Pero….Vayamos a la raíz del problema. Lo que hoy está sucediendo tiene sus orígenes en el ámbito familiar. La familia es la primera escuela de formación en el proceso de construcción de las personas, es allí donde, desde la cuna, se forjan identidades y personalidades. No se puede enseñar lo que no se ha aprendido, no se puede practicar lo que no se ha asumido mediante una educación conveniente. La fuerza de ejemplo es definitiva, el aprendizaje por imitación es la consecuencia más evidente. La escuela debería reforzar una cultura de valores aprendida en casa contribuyendo, de forma notable, al desarrollo personal de los chicos y adolescentes. Jamás podrá sustituir al ámbito familiar, ni debe aspirar a ello. Los valores y principios de la responsabilidad, el respeto, trabajo, esfuerzo, sacrificio, la solidaridad, la justicia, el compromiso y otros tantos, deben ser sembrados dentro de la esfera más privada e íntima del individuo. Tampoco puedo olvidar la importancia de educar la afectividad, de enseñar a amar y desarrollar una filosofía del amor al todo. Ésta es quizá la parte más complicada del ejercicio de ser padres.



Si esto ocurre, las posibilidades de éxito social son mayores, aunque no ciertas. Un mundo con límites, con normas claras y bien configuradas permiten alcanzar un orden en lo personal, en lo profesional y en lo social. Relativizar sobre estos aspectos y practicar un buenismo moral no funciona. Tener principios, criterios y valores desde los que actuar permiten afrontar una mejor convivencia, una mayor armonía y un proyecto de vida individual más equilibrado. La dejación de las responsabilidades educativas por parte de los progenitores, o tutores legales de los hijos, traen nefastas consecuencias como las que estamos sufriendo.

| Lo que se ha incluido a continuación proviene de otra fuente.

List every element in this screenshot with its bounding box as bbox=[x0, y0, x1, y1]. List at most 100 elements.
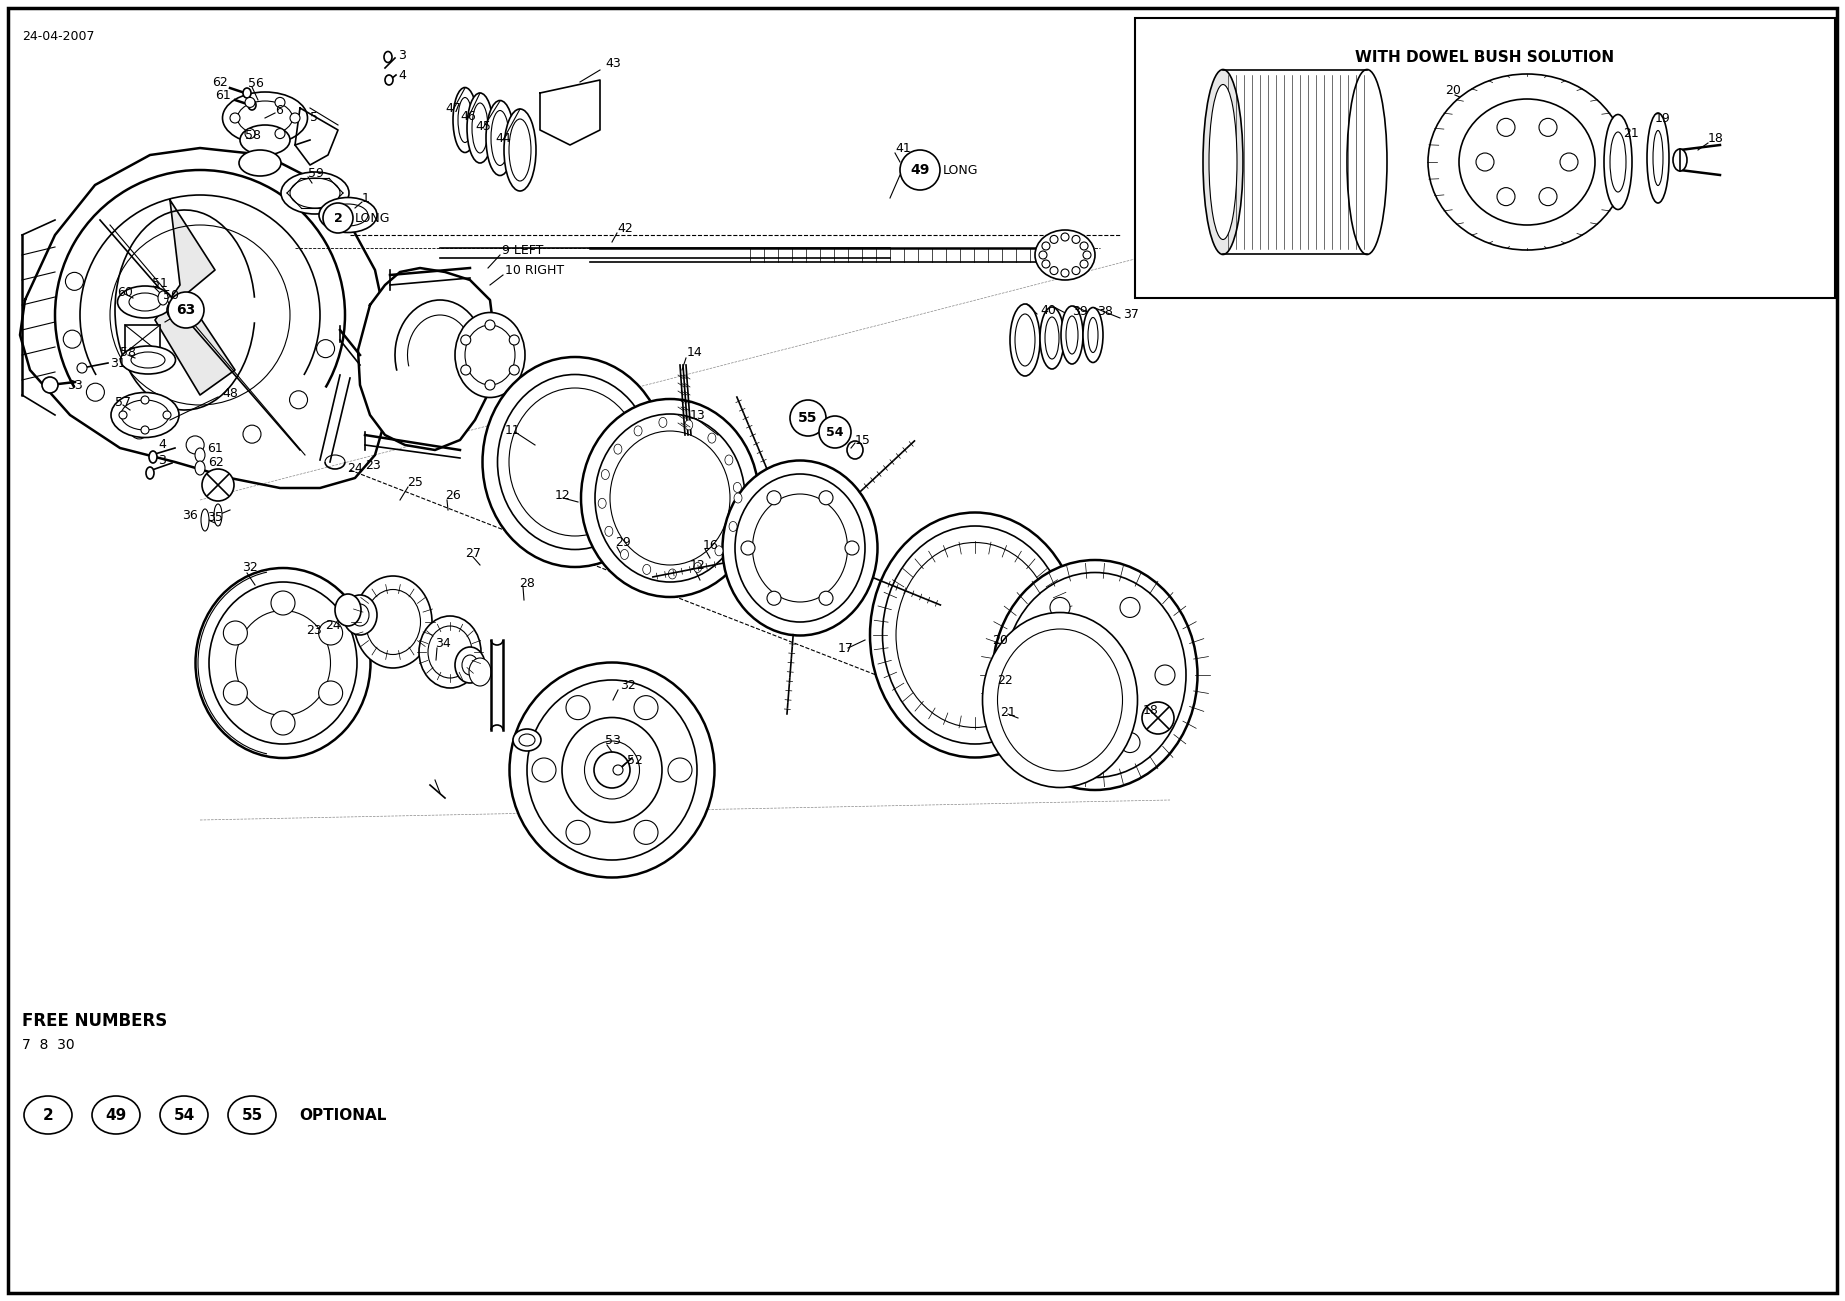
Circle shape bbox=[275, 98, 284, 108]
Circle shape bbox=[819, 490, 832, 505]
Ellipse shape bbox=[419, 615, 482, 688]
Text: 11: 11 bbox=[506, 424, 520, 437]
Text: 49: 49 bbox=[105, 1107, 127, 1123]
Ellipse shape bbox=[343, 595, 376, 635]
Text: 43: 43 bbox=[605, 56, 620, 69]
Ellipse shape bbox=[168, 302, 179, 317]
Ellipse shape bbox=[214, 503, 221, 526]
Ellipse shape bbox=[240, 125, 290, 155]
Bar bbox=[125, 325, 161, 353]
Circle shape bbox=[63, 330, 81, 349]
Text: 4: 4 bbox=[159, 437, 166, 450]
Ellipse shape bbox=[513, 729, 541, 751]
Ellipse shape bbox=[469, 658, 491, 686]
Ellipse shape bbox=[92, 1095, 140, 1134]
Ellipse shape bbox=[734, 474, 865, 622]
Ellipse shape bbox=[1203, 69, 1244, 255]
Text: 62: 62 bbox=[212, 75, 227, 88]
Circle shape bbox=[131, 422, 148, 438]
Text: 54: 54 bbox=[173, 1107, 194, 1123]
Ellipse shape bbox=[236, 610, 330, 716]
Text: 44: 44 bbox=[494, 131, 511, 144]
Circle shape bbox=[1142, 703, 1173, 734]
Circle shape bbox=[461, 334, 470, 345]
Ellipse shape bbox=[354, 576, 432, 667]
Text: 49: 49 bbox=[910, 163, 930, 177]
Text: 53: 53 bbox=[605, 734, 622, 747]
Ellipse shape bbox=[1603, 114, 1633, 209]
Circle shape bbox=[1061, 269, 1068, 277]
Text: 1: 1 bbox=[362, 191, 369, 204]
Ellipse shape bbox=[467, 92, 493, 163]
Ellipse shape bbox=[336, 595, 362, 626]
Ellipse shape bbox=[509, 118, 531, 181]
Ellipse shape bbox=[201, 509, 208, 531]
Ellipse shape bbox=[1611, 131, 1625, 193]
Text: 59: 59 bbox=[308, 167, 325, 180]
Polygon shape bbox=[358, 268, 494, 450]
Ellipse shape bbox=[111, 393, 179, 437]
Circle shape bbox=[87, 384, 105, 401]
Ellipse shape bbox=[1066, 316, 1077, 354]
Ellipse shape bbox=[620, 549, 629, 559]
Ellipse shape bbox=[585, 742, 640, 799]
Ellipse shape bbox=[1041, 307, 1065, 369]
Circle shape bbox=[1496, 118, 1515, 137]
Ellipse shape bbox=[509, 388, 640, 536]
Ellipse shape bbox=[732, 483, 742, 492]
Text: 13: 13 bbox=[690, 409, 707, 422]
Circle shape bbox=[1155, 665, 1175, 686]
Text: 4: 4 bbox=[399, 69, 406, 82]
Circle shape bbox=[845, 541, 860, 556]
Circle shape bbox=[1539, 187, 1557, 206]
Text: 18: 18 bbox=[1708, 131, 1723, 144]
Ellipse shape bbox=[454, 87, 478, 152]
Ellipse shape bbox=[428, 626, 472, 678]
Ellipse shape bbox=[998, 628, 1122, 771]
Text: 24: 24 bbox=[347, 462, 363, 475]
Text: 21: 21 bbox=[1624, 126, 1638, 139]
Circle shape bbox=[509, 334, 518, 345]
Ellipse shape bbox=[472, 103, 487, 154]
Text: 54: 54 bbox=[827, 425, 843, 438]
Text: 33: 33 bbox=[66, 379, 83, 392]
Circle shape bbox=[485, 320, 494, 330]
Ellipse shape bbox=[196, 448, 205, 462]
Ellipse shape bbox=[465, 325, 515, 385]
Ellipse shape bbox=[386, 75, 393, 85]
Text: 58: 58 bbox=[120, 346, 137, 359]
Ellipse shape bbox=[1044, 317, 1059, 359]
Text: 23: 23 bbox=[365, 458, 380, 471]
Circle shape bbox=[245, 129, 255, 139]
Circle shape bbox=[819, 591, 832, 605]
Ellipse shape bbox=[1061, 306, 1083, 364]
Ellipse shape bbox=[725, 455, 732, 464]
Circle shape bbox=[1061, 233, 1068, 241]
Text: 38: 38 bbox=[1098, 304, 1113, 317]
Circle shape bbox=[77, 363, 87, 373]
Ellipse shape bbox=[581, 399, 758, 597]
Text: 22: 22 bbox=[996, 674, 1013, 687]
Ellipse shape bbox=[694, 562, 701, 572]
Ellipse shape bbox=[122, 399, 170, 431]
Circle shape bbox=[245, 98, 255, 108]
Ellipse shape bbox=[882, 526, 1068, 744]
Text: 50: 50 bbox=[162, 289, 179, 302]
Circle shape bbox=[790, 399, 827, 436]
Ellipse shape bbox=[290, 178, 339, 208]
Text: 3: 3 bbox=[159, 454, 166, 467]
Text: 28: 28 bbox=[518, 576, 535, 589]
Circle shape bbox=[244, 425, 260, 444]
Circle shape bbox=[201, 468, 234, 501]
Text: 41: 41 bbox=[895, 142, 911, 155]
Ellipse shape bbox=[993, 559, 1197, 790]
Circle shape bbox=[319, 621, 343, 645]
Text: 12: 12 bbox=[555, 488, 570, 501]
Text: 14: 14 bbox=[686, 346, 703, 359]
Ellipse shape bbox=[384, 52, 391, 62]
Text: LONG: LONG bbox=[354, 212, 391, 225]
Text: 55: 55 bbox=[242, 1107, 262, 1123]
Circle shape bbox=[186, 436, 205, 454]
Circle shape bbox=[271, 712, 295, 735]
Circle shape bbox=[1072, 235, 1079, 243]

Ser padres es muy difícil, muy complicado en la sociedad que nos ha tocado vivir, con sus retos, sus exigencias y modelos de referencia, demasiadas veces nocivos y poco aleccionadores. Sin embargo ahí radica lo hermoso del empeño, del esfuerzo y la generosidad, sin tasa, del quehacer familiar. No se puede desertar y practicar el escapismo huyendo de tamaña tarea. Renunciar a esta empresa supone aceptar que la educación va a ser asumida, se quiera o no, por parte de otros educadores ajenos. No educar produce el efecto contario, maleducar. Las personas son el producto social de la sociedad en la que viven, de las familias que las acogen, son , en definitiva,el espejo de aquella.

En conclusión, tenemos un serio problema que requiere dos actuaciones inmediatas: desarrollar, como prevención, una verdadera educación asentada en valores y, en segundo lugar, de  manera interventiva y punitiva, actuar con la máxima contundencia que la ley permite. Tolerar lo intolerable y permitir lo inaceptable nos convierte en cómplices de la digresión y el cruel exceso que estamos padeciendo.